For it to be called The Birdcage, though, it needs birds, and students have a history of being in short supply.
Women’s basketball Head Coach Mary Tappmeyer has recently expressed difficulty in raising student attendance, even at one point offering free pizza to students.
Tappmeyer said she likes the men’s and women’s games scheduled back-to-back because it promotes attendance to both games.
This is a lot better than having games spread out across the week, and it should be easier for the athletics department to market two games in one.
In the busy college life filled with extensive projects and quick deadlines, students don’t have the time to support two teams. Putting the games right next to each other makes it a lot easier.
Tappmeyer and men’s basketball Head Coach Matthew Driscoll are both in agreement that the best thing UNF can do to raise attendance is win: something the team has not been doing a lot of lately.
Driscoll has a history of turning programs around.
At Baylor, as an assistant coach, he helped lead the team to its fourth ever 20 win season and a berth in the NCAA tourney.
Having an Osprey Club, though, is a good idea. A great idea if it succeeds. Right now, it is in the hands of Matt Kilcullen, who Lee Moon calls “well-connected.”
Kilcullen will be in charge of doing something no one ever did for him while he was UNF’s coach. And during his coaching reign, he expressed how tough it was winning on such a low budget.
The Osprey Club is still in its beginning stage, and it will take years upon decades for it to experience the type of the impact that Gator boosters have.

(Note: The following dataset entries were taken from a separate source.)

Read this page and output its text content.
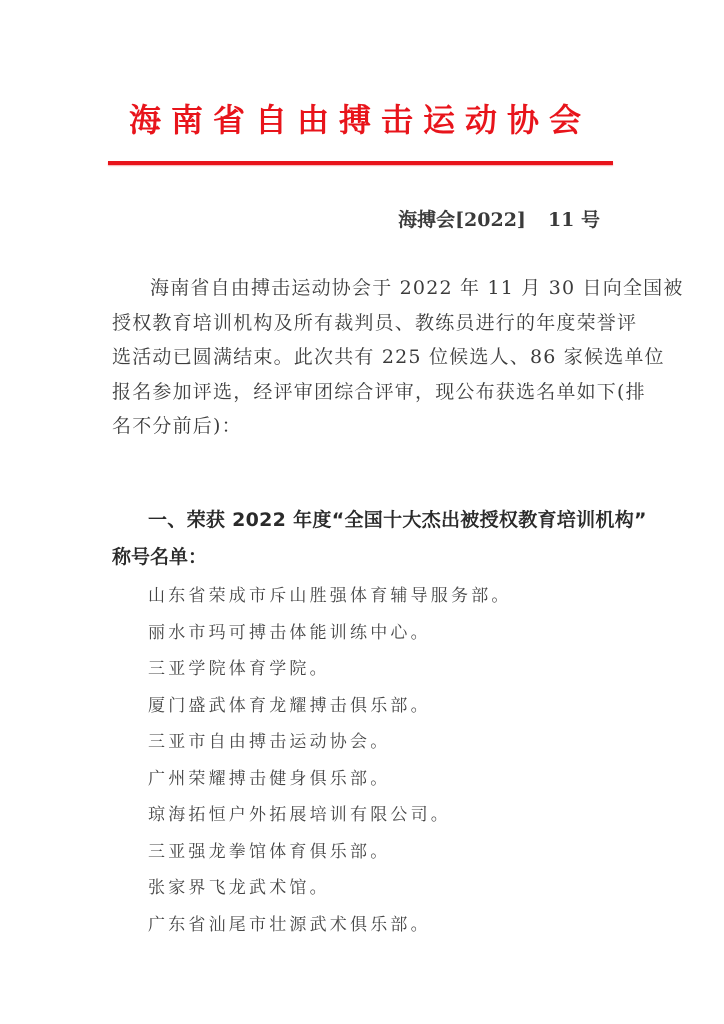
海南省自由搏击运动协会
海搏会[2022] 11 号
海南省自由搏击运动协会于 2022 年 11 月 30 日向全国被
授权教育培训机构及所有裁判员、教练员进行的年度荣誉评
选活动已圆满结束。此次共有 225 位候选人、86 家候选单位
报名参加评选，经评审团综合评审，现公布获选名单如下(排
名不分前后)：
一、荣获 2022 年度“全国十大杰出被授权教育培训机构”
称号名单：
山东省荣成市斥山胜强体育辅导服务部。
丽水市玛可搏击体能训练中心。
三亚学院体育学院。
厦门盛武体育龙耀搏击俱乐部。
三亚市自由搏击运动协会。
广州荣耀搏击健身俱乐部。
琼海拓恒户外拓展培训有限公司。
三亚强龙拳馆体育俱乐部。
张家界飞龙武术馆。
广东省汕尾市壮源武术俱乐部。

A good year out of our basketball programs could really increase funding through the club. Now it looks as if the Osprey Club has given the athletics program a fundamental process of how to raise money.
If the men’s or women’s basketball teams can make it to the Atlantic Sun Conference tournament in Macon, Ga., then anything can happen; they could find themselves in the NCAA tournament with national attention.
While losing may diminish potential donations, winning could change everything.